While the government’s plan for an initial 300-megawatt quota of new renewable generation is a step in the right direction, it’s a timid step, and woefully short of what’s needed.

Ontario is ripe for a program similar to those in Germany and Spain, countries that employ advanced renewable tariffs.

Spain installed 2,000 MW of wind generation within five years and another 2,000 MW in less than two years. Germany installed more than 3,000 MW in one year alone.

They were able to do so because they unleashed the power of farmers and co-operatives to determine where and how much new wind generating capacity would be built. These countries specifically avoided bidding systems.

Spain and Germany are examples of what can be accomplished in a short period of time.

Ontario farmers and farmer-owned co-operatives could install 8,000 MW of wind turbines by 2012, providing 10 per cent of Ontario’s electrical supply ­ if given the opportunity. Ambitious? Yes, but not unreasonable.

Wind turbines currently provide 3.5 per cent of the electricity used in Germany, the world’s third largest industrial economy. The country’s targets are 12.5 per cent in 2010 and 20 per cent in 2020. Germans fully expect to meet these targets, enabling them to phase out their aging nuclear reactors.

France, like Ontario long a bastion of nuclear power, followed Germany’s lead and implemented advanced renewable tariffs. French bureaucrats can’t process fast enough the 14,000 MW of planning applications filed. And these are applications for projects limited by statute to 12 MW, or only six to 12 of today’s turbines. Such clusters of turbines are the ideal size for Ontario municipalities and co-operatives.

Greece, Austria, and Japan have now followed suit with similar renewable tariffs. Why not Ontario?

Unlike Ontario’s proposed bidding system, ARTs would permit farmers and other rural landowners to participate directly in Ontario’s new electricity market, from which they are currently excluded. Such tariffs have enabled hundreds of thousands of German and Danish farmers to develop, own, and operate their own wind turbines. Nearly 5 per cent of the Danish population own a share in a neighbouring wind turbine.

Nearly 250,000 Germans own a similar stake in German wind turbines. It’s this community ownership that is one reason why wind energy has been so successful in these countries and so resistant to naysayers.

There are no technical reasons why Ontario farmers can’t contribute to solving the province’s power shortage by installing their own commercial-size wind turbines, only political ones.

There are 55,000 farms in Ontario. If just half each installed one 1-megawatt wind turbine ­ similar in size to the one at Exhibition Place ­ they could eventually operate 27,000 MW of new generating capacity.
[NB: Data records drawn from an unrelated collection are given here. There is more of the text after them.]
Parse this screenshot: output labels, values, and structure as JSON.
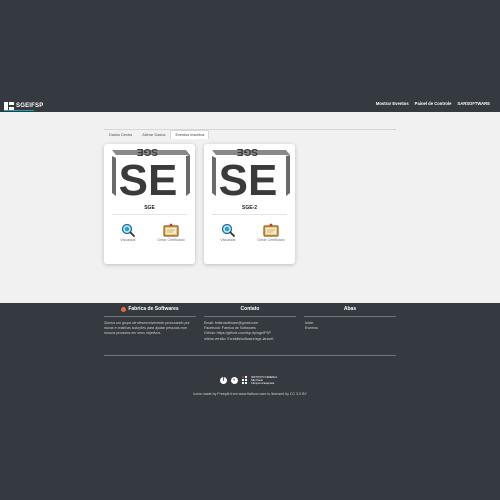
{
  "header": {
    "brand": "SGEIFSP",
    "nav": [
      "Mostrar Eventos",
      "Painel de Controle",
      "SARSOFTWARE"
    ]
  },
  "tabs": [
    {
      "label": "Dados Gerais",
      "active": false
    },
    {
      "label": "Alterar Dados",
      "active": false
    },
    {
      "label": "Eventos Inscritos",
      "active": true
    }
  ],
  "events": [
    {
      "title": "SGE",
      "view_label": "Visualizar",
      "cert_label": "Gerar Certificado"
    },
    {
      "title": "SGE-2",
      "view_label": "Visualizar",
      "cert_label": "Gerar Certificado"
    }
  ],
  "logo_text": {
    "top": "SGE",
    "main": "SE"
  },
  "footer": {
    "about": {
      "title": "Fabrica de Softwares",
      "text": "Somos um grupo de desenvolvimento procurando por novas e criativas soluções para ajudar pessoas com nossos produtos em seus objetivos."
    },
    "contact": {
      "title": "Contato",
      "lines": [
        "Email: fsifsrosoftware@gmail.com",
        "Facebook: Fabrica de Softwares",
        "Github: https://github.com/fsp-rtp/sgeIFSP",
        "ultima versão: Ecrabils/software/sge-laravel"
      ]
    },
    "tabs": {
      "title": "Abas",
      "links": [
        "Inicio",
        "Eventos"
      ]
    },
    "social": {
      "facebook": "f",
      "github": "◐"
    },
    "ifsp": [
      "INSTITUTO FEDERAL",
      "São Paulo",
      "Câmpus Araraquara"
    ],
    "credit": "Icons made by Freepik from www.flaticon.com is licensed by CC 3.0 BY"
  },
  "colors": {
    "dark": "#343a40",
    "content_bg": "#f1f1f1",
    "accent": "#17a2b8",
    "logo_ink": "#3a3a3a"
  }
}
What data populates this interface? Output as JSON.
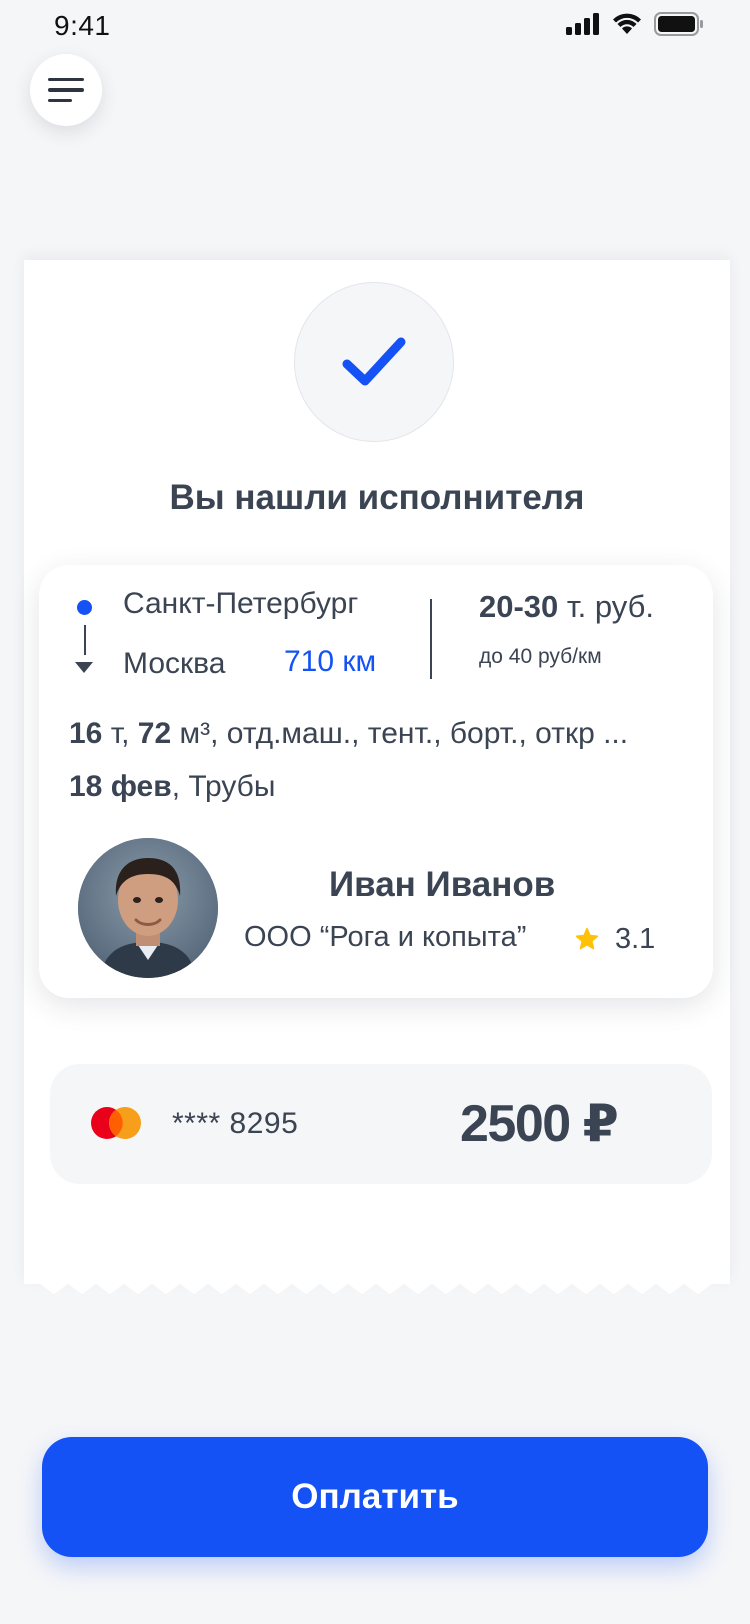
{
  "status_bar": {
    "time": "9:41"
  },
  "receipt": {
    "title": "Вы нашли исполнителя",
    "route": {
      "from": "Санкт-Петербург",
      "to": "Москва",
      "distance": "710 км"
    },
    "price": {
      "range": "20-30",
      "unit": " т. руб.",
      "per_km": "до 40 руб/км"
    },
    "cargo": {
      "weight": "16",
      "weight_unit": " т, ",
      "volume": "72",
      "volume_unit": " м³",
      "details": ", отд.маш., тент., борт., откр ...",
      "date": "18 фев",
      "type": ", Трубы"
    },
    "driver": {
      "name": "Иван Иванов",
      "company": "ООО “Рога и копыта”",
      "rating": "3.1"
    },
    "payment": {
      "card_number": "**** 8295",
      "amount": "2500 ₽"
    }
  },
  "actions": {
    "pay_label": "Оплатить"
  },
  "colors": {
    "accent": "#1452F5",
    "text": "#3B4453",
    "background": "#F5F6F8",
    "star": "#FFC107"
  }
}
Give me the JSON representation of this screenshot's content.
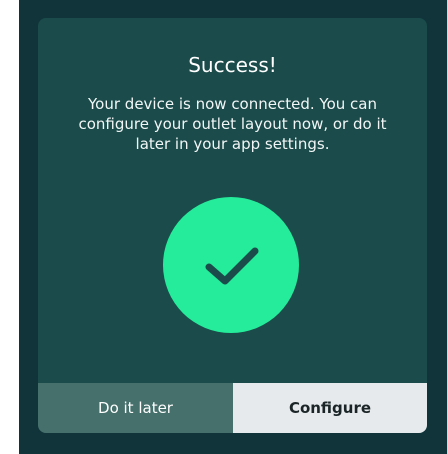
{
  "dialog": {
    "title": "Success!",
    "message": "Your device is now connected. You can configure your outlet layout now, or do it later in your app settings.",
    "icon": "checkmark-icon"
  },
  "buttons": {
    "later_label": "Do it later",
    "configure_label": "Configure"
  },
  "colors": {
    "backdrop": "#10343a",
    "dialog_bg": "#1b4b4b",
    "success_green": "#25ec9a",
    "secondary_button": "#46706c",
    "primary_button": "#e6eaec"
  }
}
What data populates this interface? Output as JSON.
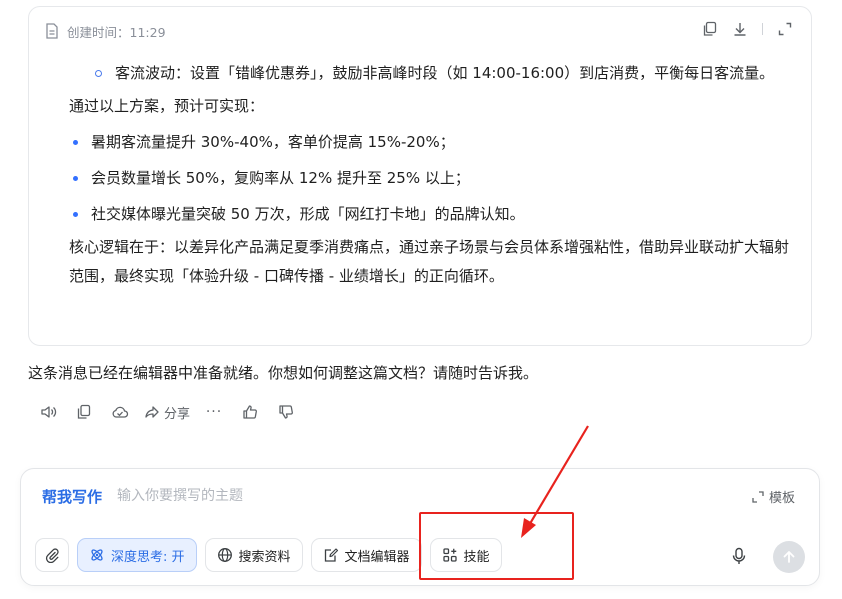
{
  "doc": {
    "created_label": "创建时间：11:29",
    "sub_item": "客流波动：设置「错峰优惠券」，鼓励非高峰时段（如 14:00-16:00）到店消费，平衡每日客流量。",
    "intro": "通过以上方案，预计可实现：",
    "bullets": [
      "暑期客流量提升 30%-40%，客单价提高 15%-20%；",
      "会员数量增长 50%，复购率从 12% 提升至 25% 以上；",
      "社交媒体曝光量突破 50 万次，形成「网红打卡地」的品牌认知。"
    ],
    "summary": "核心逻辑在于：以差异化产品满足夏季消费痛点，通过亲子场景与会员体系增强粘性，借助异业联动扩大辐射范围，最终实现「体验升级 - 口碑传播 - 业绩增长」的正向循环。"
  },
  "message": "这条消息已经在编辑器中准备就绪。你想如何调整这篇文档？请随时告诉我。",
  "actions": {
    "share_label": "分享",
    "more_label": "···"
  },
  "composer": {
    "mode_label": "帮我写作",
    "placeholder": "输入你要撰写的主题",
    "template_label": "模板",
    "chips": {
      "deep_think": "深度思考: 开",
      "search": "搜索资料",
      "doc_editor": "文档编辑器",
      "skills": "技能"
    }
  },
  "colors": {
    "accent": "#2b6de5",
    "annotation": "#e8231e"
  }
}
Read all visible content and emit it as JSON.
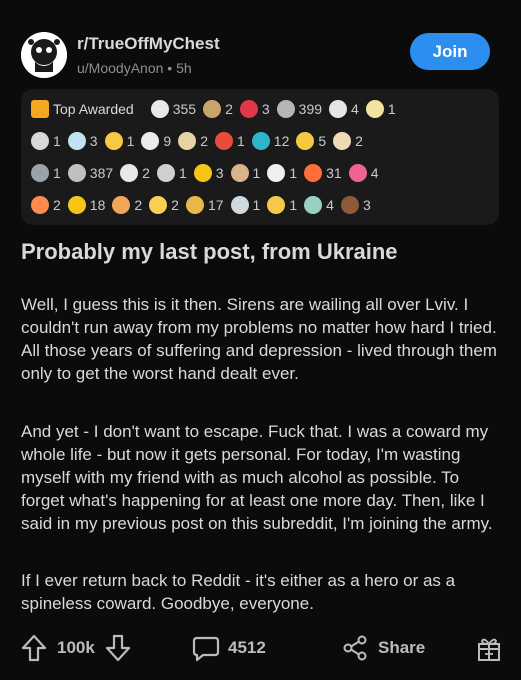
{
  "header": {
    "subreddit": "r/TrueOffMyChest",
    "user": "u/MoodyAnon",
    "separator": "•",
    "time": "5h",
    "join_label": "Join",
    "join_color": "#2c8ff0"
  },
  "awards": {
    "top_label": "Top Awarded",
    "rows": [
      [
        {
          "icon": "trophy-icon",
          "color": "#f5a623",
          "count": ""
        },
        {
          "icon": "wholesome-icon",
          "color": "#e8e8e8",
          "count": "355"
        },
        {
          "icon": "hug-icon",
          "color": "#c9a46b",
          "count": "2"
        },
        {
          "icon": "heart-icon",
          "color": "#e0374a",
          "count": "3"
        },
        {
          "icon": "silver-icon",
          "color": "#b5b5b5",
          "count": "399"
        },
        {
          "icon": "cat-icon",
          "color": "#e6e6e6",
          "count": "4"
        },
        {
          "icon": "angel-icon",
          "color": "#f3e3a0",
          "count": "1"
        }
      ],
      [
        {
          "icon": "snoo-icon",
          "color": "#d8d8d8",
          "count": "1"
        },
        {
          "icon": "angel-face-icon",
          "color": "#bfe3f0",
          "count": "3"
        },
        {
          "icon": "sun-icon",
          "color": "#f7c842",
          "count": "1"
        },
        {
          "icon": "dog-icon",
          "color": "#ececec",
          "count": "9"
        },
        {
          "icon": "hands-icon",
          "color": "#e6d3a3",
          "count": "2"
        },
        {
          "icon": "sparkle-icon",
          "color": "#e74c3c",
          "count": "1"
        },
        {
          "icon": "helpful-icon",
          "color": "#2fb5c9",
          "count": "12"
        },
        {
          "icon": "smile-icon",
          "color": "#f4c93f",
          "count": "5"
        },
        {
          "icon": "wave-icon",
          "color": "#f0d9b5",
          "count": "2"
        }
      ],
      [
        {
          "icon": "moai-icon",
          "color": "#9aa3a8",
          "count": "1"
        },
        {
          "icon": "silver-coin-icon",
          "color": "#c0c0c0",
          "count": "387"
        },
        {
          "icon": "laugh-icon",
          "color": "#e8e8e8",
          "count": "2"
        },
        {
          "icon": "face-icon",
          "color": "#d0d0d0",
          "count": "1"
        },
        {
          "icon": "clap-icon",
          "color": "#f5c518",
          "count": "3"
        },
        {
          "icon": "toast-icon",
          "color": "#d9b38c",
          "count": "1"
        },
        {
          "icon": "goat-icon",
          "color": "#efefef",
          "count": "1"
        },
        {
          "icon": "snoo-face-icon",
          "color": "#ff6d3a",
          "count": "31"
        },
        {
          "icon": "love-icon",
          "color": "#f06292",
          "count": "4"
        }
      ],
      [
        {
          "icon": "rocket-icon",
          "color": "#ff8a50",
          "count": "2"
        },
        {
          "icon": "gold-icon",
          "color": "#f5c518",
          "count": "18"
        },
        {
          "icon": "heart-hug-icon",
          "color": "#f2a65a",
          "count": "2"
        },
        {
          "icon": "party-icon",
          "color": "#f7d154",
          "count": "2"
        },
        {
          "icon": "fist-bump-icon",
          "color": "#e8b84a",
          "count": "17"
        },
        {
          "icon": "ghost-icon",
          "color": "#cfd8dc",
          "count": "1"
        },
        {
          "icon": "yellow-face-icon",
          "color": "#f7c948",
          "count": "1"
        },
        {
          "icon": "crying-icon",
          "color": "#9ad0c2",
          "count": "4"
        },
        {
          "icon": "poop-icon",
          "color": "#8d5a3b",
          "count": "3"
        }
      ]
    ]
  },
  "post": {
    "title": "Probably my last post, from Ukraine",
    "paragraphs": [
      "Well, I guess this is it then. Sirens are wailing all over Lviv. I couldn't run away from my problems no matter how hard I tried. All those years of suffering and depression - lived through them only to get the worst hand dealt ever.",
      "And yet - I don't want to escape. Fuck that. I was a coward my whole life - but now it gets personal. For today, I'm wasting myself with my friend with as much alcohol as possible. To forget what's happening for at least one more day. Then, like I said in my previous post on this subreddit, I'm joining the army.",
      "If I ever return back to Reddit - it's either as a hero or as a spineless coward. Goodbye, everyone."
    ]
  },
  "actions": {
    "upvotes": "100k",
    "comments": "4512",
    "share_label": "Share"
  }
}
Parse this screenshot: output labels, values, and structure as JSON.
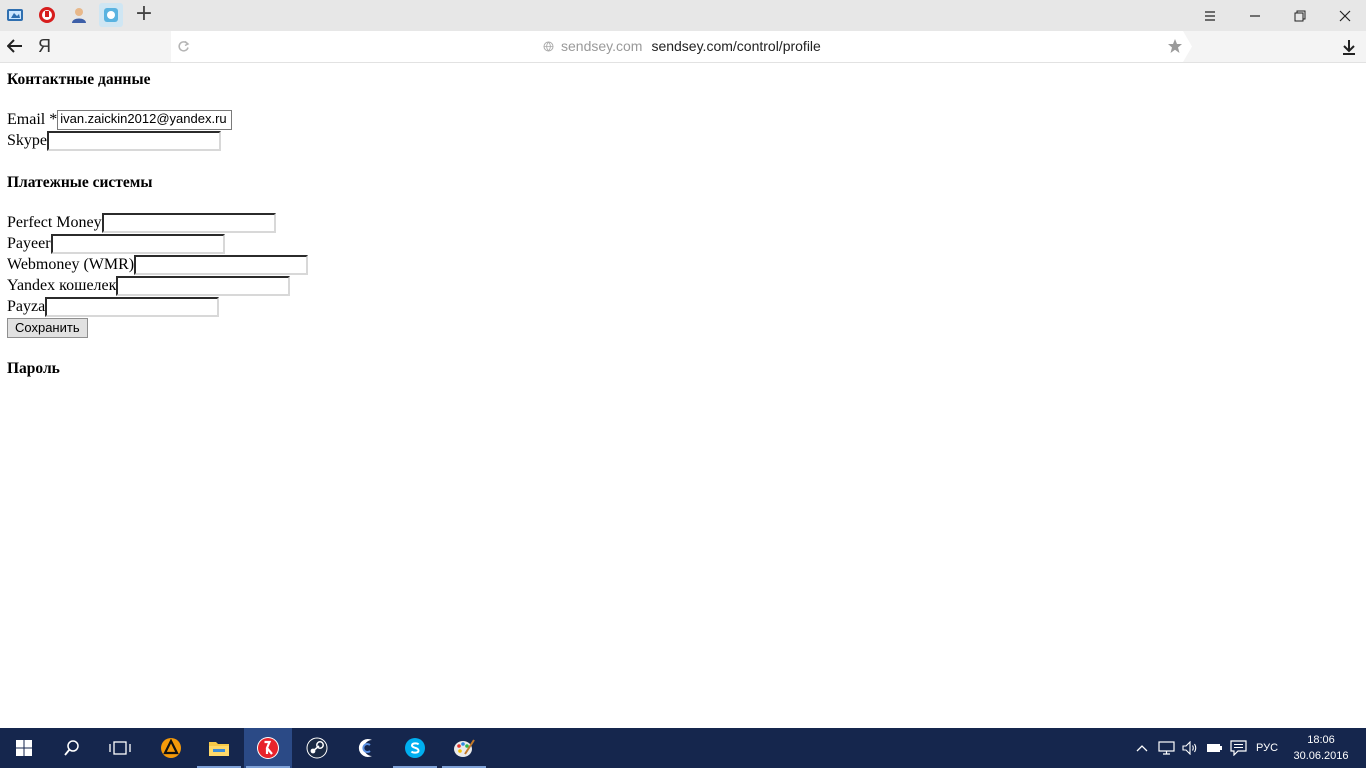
{
  "browser": {
    "url_domain": "sendsey.com",
    "url_path": "sendsey.com/control/profile",
    "back_label": "Я",
    "new_tab_label": "+"
  },
  "page": {
    "contacts_heading": "Контактные данные",
    "email_label": "Email *",
    "email_value": "ivan.zaickin2012@yandex.ru",
    "skype_label": "Skype",
    "skype_value": "",
    "payments_heading": "Платежные системы",
    "perfect_money_label": "Perfect Money",
    "perfect_money_value": "",
    "payeer_label": "Payeer",
    "payeer_value": "",
    "webmoney_label": "Webmoney (WMR)",
    "webmoney_value": "",
    "yandex_label": "Yandex кошелек",
    "yandex_value": "",
    "payza_label": "Payza",
    "payza_value": "",
    "save_label": "Сохранить",
    "password_heading": "Пароль"
  },
  "taskbar": {
    "apps": [
      "start-icon",
      "search-icon",
      "task-view-icon",
      "aimp-icon",
      "file-explorer-icon",
      "yandex-browser-icon",
      "steam-icon",
      "cloud-app-icon",
      "skype-icon",
      "paint-icon"
    ],
    "tray": [
      "chevron-up-icon",
      "network-icon",
      "volume-icon",
      "battery-icon",
      "notifications-icon"
    ],
    "language": "РУС",
    "time": "18:06",
    "date": "30.06.2016"
  },
  "colors": {
    "taskbar": "#15264d",
    "tabbar": "#e7e7e7",
    "active_tab": "#cfe6f3"
  }
}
A fleet of wind turbines on this scale, distributed across the province, could produce one-third of Ontario’s electricity and even provide a goodly portion of firm capacity for those unfortunate times when the reactors are down.

Under renewable tariffs, each farmer could earn up to $150,000 per year in net revenue, once the capital costs have been recovered.

Collectively, the province’s wind turbines would pump $4 billion through the rural Ontario economy. These are dollars that would stay in the province, benefiting all of Ontario, not dollars exported outside the province to pay for imported coal or natural gas.

Ontario farmers could earn billions in new revenue, helping them to stay on the land and do what they do best, their revenues spurring a rural economic revival.

Advanced renewable tariffs are the kind of creative program provincial Energy Minister Dwight Duncan has demanded. Let’s give farmers the tools they need to build a bright future for themselves ­ and for Ontario.

 


At the time of writing, Paul Gipe was the acting executive director of the Ontario Sustainable Energy Association.